Root veggies have been kept in the dark for too long. Kohlrabi, potatoes, yams, and beetroot go from cellar dwellers to dinner plate superstars.
Hats off to root vegetables! Potatoes, jicama, carrots, turnips, beets—most are available year-round with their peak season running from fall to spring. They make a nutritious, hearty base for these warming winter dishes. Liberate your favourites from the root cellar, and help them shine.
Root veggies are roots of plants that are eaten as vegetables. They’re packed with plenty of antioxidants, vitamins, minerals, and fibre. A source of complex carbohydrates, they help you feel full, regulate blood sugar and digestion, and provide oodles of energy.
When properly stored in a cool, moist, dark place, they tend to take on a deeper and sweeter flavour. Hardy root veggies maintain their nutrient values longer than other delicate fresh vegetables.
We focus on a few staple roots. Experiment and integrate various ingredients to put your own unique stamp on these recipes.
- Crunchy Kohlrabi Slaw
- The New Roasted Vegetable Medley
- Celeriac Bisque with Parsley Purée
- Potato Yam Stew with Baby Kale and Parmesan
- Roasted Beetroot Salad with Walnut and Maple Dressing
Kohlrabi is part of the cabbage family. It’s a root vegetable that boasts big leafy greens sprouting above a large bulbous root that grows on top of the soil. Kohlrabi is an excellent source of vitamin C, and a good source of thiamine, folate, magnesium, and phosphorus.
Subtle in flavour, crunchy, and quite watery, kohlrabi is a lovely addition to any slaw or salad. It’s delicious sliced or diced, steamed, or roasted all by itself.

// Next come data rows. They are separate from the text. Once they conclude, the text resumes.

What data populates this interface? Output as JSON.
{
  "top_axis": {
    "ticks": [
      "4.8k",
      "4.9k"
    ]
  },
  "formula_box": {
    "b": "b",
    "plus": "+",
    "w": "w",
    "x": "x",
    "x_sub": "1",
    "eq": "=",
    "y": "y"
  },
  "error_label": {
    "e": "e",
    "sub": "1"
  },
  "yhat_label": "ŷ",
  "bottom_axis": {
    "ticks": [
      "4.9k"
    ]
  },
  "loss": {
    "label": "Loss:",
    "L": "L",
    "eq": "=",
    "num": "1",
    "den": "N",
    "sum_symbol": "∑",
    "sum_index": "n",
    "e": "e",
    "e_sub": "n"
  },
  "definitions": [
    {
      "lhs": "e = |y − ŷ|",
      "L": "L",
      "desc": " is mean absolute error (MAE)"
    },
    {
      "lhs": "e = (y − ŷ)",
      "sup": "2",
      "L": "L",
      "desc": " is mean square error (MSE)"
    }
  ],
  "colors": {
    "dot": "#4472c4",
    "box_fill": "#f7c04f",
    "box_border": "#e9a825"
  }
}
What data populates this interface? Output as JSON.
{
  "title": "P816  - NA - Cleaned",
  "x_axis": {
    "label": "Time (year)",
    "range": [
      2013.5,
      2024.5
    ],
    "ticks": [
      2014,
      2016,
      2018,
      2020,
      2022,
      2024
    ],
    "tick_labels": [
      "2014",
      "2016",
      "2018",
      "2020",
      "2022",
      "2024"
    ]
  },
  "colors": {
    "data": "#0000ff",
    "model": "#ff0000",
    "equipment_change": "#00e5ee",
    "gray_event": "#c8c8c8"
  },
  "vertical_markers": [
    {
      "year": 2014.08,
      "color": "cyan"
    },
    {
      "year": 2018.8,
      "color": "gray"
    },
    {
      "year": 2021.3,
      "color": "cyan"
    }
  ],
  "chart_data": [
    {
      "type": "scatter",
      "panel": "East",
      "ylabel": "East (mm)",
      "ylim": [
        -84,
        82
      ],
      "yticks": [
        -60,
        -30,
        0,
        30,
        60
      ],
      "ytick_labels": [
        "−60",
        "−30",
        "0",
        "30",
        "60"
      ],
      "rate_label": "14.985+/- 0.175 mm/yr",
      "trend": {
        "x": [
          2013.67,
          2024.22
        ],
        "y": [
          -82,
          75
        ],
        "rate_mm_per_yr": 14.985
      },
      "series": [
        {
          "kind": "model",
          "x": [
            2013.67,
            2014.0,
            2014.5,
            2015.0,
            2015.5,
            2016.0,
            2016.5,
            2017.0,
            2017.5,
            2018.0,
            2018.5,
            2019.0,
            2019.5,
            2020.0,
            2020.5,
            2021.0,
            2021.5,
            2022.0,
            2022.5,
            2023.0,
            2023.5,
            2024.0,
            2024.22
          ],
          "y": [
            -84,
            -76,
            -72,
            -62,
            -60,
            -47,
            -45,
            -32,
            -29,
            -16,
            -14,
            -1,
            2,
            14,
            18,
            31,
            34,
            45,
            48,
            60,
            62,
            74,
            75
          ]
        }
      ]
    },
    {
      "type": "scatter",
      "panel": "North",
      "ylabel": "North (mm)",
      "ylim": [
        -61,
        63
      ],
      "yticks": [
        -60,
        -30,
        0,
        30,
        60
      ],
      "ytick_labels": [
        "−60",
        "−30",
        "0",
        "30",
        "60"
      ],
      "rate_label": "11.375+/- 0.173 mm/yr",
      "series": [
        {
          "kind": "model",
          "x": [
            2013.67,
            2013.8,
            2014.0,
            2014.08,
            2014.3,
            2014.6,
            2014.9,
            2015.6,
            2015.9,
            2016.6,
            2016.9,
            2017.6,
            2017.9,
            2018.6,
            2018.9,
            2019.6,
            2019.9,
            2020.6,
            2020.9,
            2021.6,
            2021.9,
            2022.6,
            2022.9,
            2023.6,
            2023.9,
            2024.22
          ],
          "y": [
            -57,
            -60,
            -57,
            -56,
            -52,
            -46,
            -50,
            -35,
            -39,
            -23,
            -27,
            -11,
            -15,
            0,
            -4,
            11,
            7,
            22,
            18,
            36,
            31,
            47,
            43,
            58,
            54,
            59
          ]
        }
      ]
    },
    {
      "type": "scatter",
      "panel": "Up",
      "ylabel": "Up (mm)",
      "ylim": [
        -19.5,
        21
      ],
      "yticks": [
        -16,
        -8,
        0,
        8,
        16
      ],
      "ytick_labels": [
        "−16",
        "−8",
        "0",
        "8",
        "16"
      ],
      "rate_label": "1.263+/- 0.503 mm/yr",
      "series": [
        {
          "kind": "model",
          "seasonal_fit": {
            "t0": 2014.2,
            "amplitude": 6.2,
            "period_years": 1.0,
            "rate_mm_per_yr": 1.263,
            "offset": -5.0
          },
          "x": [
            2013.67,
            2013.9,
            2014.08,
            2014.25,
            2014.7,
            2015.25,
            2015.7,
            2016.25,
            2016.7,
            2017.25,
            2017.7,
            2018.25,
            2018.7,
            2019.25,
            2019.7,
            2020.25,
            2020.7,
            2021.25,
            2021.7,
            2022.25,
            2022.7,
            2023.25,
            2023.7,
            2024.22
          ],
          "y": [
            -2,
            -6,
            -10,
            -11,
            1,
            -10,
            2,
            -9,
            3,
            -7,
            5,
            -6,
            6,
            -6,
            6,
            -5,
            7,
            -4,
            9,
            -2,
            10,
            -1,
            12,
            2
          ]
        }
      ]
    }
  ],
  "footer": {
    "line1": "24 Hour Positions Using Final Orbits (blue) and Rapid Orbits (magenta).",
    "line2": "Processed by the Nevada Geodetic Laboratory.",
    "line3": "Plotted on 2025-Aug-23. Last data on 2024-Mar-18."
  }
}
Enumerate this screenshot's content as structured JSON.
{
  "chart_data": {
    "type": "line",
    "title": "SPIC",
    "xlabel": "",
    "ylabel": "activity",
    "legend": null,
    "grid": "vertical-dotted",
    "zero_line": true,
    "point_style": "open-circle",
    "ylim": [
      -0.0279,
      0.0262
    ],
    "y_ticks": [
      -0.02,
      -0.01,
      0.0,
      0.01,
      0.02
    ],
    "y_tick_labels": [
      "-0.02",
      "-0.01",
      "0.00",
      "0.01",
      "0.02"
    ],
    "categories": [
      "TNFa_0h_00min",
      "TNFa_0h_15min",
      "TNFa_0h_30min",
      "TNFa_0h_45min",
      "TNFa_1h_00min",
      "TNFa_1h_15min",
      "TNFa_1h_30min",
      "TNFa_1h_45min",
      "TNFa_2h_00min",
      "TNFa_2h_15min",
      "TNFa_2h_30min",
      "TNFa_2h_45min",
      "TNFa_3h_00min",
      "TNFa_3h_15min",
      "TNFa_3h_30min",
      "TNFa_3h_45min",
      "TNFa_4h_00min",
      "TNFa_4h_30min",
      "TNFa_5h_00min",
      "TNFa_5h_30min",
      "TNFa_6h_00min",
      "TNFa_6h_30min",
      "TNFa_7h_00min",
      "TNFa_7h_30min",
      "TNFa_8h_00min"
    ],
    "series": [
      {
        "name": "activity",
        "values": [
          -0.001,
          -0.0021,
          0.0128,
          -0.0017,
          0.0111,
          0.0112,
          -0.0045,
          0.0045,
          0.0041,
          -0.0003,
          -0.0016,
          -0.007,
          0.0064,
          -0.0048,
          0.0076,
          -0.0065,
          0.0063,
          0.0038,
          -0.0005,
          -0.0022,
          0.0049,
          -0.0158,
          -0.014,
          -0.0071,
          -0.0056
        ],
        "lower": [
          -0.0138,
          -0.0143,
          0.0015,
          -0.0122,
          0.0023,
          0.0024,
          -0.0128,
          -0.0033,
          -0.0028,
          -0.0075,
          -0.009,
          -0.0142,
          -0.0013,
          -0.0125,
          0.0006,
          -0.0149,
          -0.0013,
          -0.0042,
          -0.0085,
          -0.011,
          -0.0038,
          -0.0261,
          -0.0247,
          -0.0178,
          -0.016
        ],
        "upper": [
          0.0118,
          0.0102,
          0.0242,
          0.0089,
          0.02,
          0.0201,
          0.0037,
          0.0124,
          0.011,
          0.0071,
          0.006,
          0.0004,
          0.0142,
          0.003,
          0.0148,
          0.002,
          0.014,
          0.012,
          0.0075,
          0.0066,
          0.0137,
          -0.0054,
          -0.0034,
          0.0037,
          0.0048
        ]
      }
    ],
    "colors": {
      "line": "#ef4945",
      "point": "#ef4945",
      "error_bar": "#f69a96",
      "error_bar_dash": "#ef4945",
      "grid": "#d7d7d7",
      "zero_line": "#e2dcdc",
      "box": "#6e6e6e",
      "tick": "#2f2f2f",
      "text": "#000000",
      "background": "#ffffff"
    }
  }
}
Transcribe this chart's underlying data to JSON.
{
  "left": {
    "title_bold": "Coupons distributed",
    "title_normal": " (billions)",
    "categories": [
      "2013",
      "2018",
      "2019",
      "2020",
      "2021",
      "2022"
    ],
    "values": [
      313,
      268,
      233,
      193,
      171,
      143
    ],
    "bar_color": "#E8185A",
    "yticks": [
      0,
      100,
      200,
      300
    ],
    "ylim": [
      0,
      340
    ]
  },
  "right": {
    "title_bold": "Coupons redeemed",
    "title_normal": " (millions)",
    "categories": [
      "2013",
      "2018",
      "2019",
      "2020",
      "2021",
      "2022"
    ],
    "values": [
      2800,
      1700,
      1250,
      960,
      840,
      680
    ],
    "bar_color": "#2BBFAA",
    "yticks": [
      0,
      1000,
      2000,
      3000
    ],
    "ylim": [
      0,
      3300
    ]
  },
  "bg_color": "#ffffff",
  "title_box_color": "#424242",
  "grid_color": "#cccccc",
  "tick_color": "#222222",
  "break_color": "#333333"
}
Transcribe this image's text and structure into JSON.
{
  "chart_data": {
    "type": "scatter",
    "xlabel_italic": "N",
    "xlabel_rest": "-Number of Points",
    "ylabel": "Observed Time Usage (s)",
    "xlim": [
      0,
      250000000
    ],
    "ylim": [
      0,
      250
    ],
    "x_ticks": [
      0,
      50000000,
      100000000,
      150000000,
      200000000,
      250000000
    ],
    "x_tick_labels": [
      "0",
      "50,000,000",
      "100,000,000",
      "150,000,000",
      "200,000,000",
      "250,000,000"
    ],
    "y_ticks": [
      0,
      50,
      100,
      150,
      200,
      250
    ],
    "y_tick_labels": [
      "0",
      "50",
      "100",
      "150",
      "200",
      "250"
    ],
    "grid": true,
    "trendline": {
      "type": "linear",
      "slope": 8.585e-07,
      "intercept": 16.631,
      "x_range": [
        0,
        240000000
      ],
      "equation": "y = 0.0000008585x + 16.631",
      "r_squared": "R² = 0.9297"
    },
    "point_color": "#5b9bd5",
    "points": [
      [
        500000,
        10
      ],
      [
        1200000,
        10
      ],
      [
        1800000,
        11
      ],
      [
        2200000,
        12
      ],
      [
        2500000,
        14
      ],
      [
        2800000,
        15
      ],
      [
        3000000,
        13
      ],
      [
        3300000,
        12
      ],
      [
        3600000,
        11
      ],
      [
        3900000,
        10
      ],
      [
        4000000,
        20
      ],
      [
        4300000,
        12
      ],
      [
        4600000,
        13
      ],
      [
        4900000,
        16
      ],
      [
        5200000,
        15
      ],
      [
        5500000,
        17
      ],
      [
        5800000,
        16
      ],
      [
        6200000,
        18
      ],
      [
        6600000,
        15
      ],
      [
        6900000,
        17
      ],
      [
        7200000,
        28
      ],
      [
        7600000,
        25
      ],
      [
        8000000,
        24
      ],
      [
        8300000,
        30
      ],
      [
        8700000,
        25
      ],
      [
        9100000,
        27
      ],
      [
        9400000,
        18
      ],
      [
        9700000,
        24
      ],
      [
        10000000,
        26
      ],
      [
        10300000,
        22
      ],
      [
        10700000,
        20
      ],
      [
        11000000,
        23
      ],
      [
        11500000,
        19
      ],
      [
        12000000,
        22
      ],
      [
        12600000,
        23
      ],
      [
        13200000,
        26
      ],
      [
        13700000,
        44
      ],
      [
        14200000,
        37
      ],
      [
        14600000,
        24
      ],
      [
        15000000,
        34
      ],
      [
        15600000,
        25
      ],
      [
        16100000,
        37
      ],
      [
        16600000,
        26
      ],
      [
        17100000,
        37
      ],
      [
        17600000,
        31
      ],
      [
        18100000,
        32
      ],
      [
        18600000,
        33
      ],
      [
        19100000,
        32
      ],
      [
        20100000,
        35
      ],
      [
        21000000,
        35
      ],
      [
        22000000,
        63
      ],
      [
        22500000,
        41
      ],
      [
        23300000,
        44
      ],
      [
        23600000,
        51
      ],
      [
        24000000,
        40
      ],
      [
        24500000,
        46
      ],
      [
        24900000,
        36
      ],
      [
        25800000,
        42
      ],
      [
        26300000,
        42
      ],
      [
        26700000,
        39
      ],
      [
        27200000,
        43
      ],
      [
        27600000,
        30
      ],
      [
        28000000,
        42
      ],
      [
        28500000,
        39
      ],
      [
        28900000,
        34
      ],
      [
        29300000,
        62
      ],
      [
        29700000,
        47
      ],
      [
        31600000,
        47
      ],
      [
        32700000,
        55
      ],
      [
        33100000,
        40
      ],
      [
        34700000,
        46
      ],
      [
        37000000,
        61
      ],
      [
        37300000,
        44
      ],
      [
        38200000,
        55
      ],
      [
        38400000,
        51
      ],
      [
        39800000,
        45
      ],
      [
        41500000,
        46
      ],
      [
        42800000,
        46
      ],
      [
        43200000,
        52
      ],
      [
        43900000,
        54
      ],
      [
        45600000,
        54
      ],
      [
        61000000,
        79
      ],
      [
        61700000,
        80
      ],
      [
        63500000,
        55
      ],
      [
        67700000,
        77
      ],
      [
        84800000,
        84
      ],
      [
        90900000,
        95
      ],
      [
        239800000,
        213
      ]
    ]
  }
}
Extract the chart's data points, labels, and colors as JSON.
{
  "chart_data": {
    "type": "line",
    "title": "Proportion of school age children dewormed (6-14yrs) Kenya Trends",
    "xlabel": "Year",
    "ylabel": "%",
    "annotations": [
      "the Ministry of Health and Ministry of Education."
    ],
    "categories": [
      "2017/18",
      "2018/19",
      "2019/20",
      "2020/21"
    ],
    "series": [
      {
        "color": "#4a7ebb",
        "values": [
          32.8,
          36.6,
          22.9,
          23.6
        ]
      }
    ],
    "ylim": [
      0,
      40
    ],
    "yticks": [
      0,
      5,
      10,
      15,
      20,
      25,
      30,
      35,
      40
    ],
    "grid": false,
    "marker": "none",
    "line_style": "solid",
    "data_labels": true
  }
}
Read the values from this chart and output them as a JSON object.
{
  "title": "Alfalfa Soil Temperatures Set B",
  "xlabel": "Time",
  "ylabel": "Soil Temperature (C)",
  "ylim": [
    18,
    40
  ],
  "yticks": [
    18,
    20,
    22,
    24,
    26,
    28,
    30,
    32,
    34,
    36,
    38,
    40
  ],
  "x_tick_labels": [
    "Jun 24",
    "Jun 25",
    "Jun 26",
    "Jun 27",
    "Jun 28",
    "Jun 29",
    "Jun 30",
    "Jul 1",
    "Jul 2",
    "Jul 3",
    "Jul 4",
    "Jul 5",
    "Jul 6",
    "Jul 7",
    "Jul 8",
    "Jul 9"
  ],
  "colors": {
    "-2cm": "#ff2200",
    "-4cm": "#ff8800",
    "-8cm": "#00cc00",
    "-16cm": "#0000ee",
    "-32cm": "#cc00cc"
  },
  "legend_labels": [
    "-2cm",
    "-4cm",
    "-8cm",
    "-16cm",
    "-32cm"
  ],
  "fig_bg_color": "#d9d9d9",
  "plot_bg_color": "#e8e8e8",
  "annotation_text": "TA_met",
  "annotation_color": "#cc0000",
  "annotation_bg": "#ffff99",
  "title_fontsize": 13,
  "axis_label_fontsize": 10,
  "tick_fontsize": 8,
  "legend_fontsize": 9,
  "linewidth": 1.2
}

How to store and wash root veggies
- Store them in the refrigerator in a loosely covered paper bag for up to three or four weeks.
- Don’t store veggies in plastic.
- Do not store potatoes in the fridge.
- Alternatively, store root vegetables in a dark, cool, humid root cellar or basement storage area.
- Don’t wash root vegetables before you store them.
- Wash and scrub them just before you use them.
- Leave nutrient-rich skins intact in young thin-skinned root veggies.
- Peel older, thick-skinned root vegetables.
Show lovage some love
The aromatic herb lovage has long been used for culinary and medicinal purposes in Great Britain and the Mediterranean. You can substitute 1/2 cup (125 mL) chopped fresh lovage leaves for celery leaves, and leave out the ground anise seed. Look for lovage at your local farmers’ market.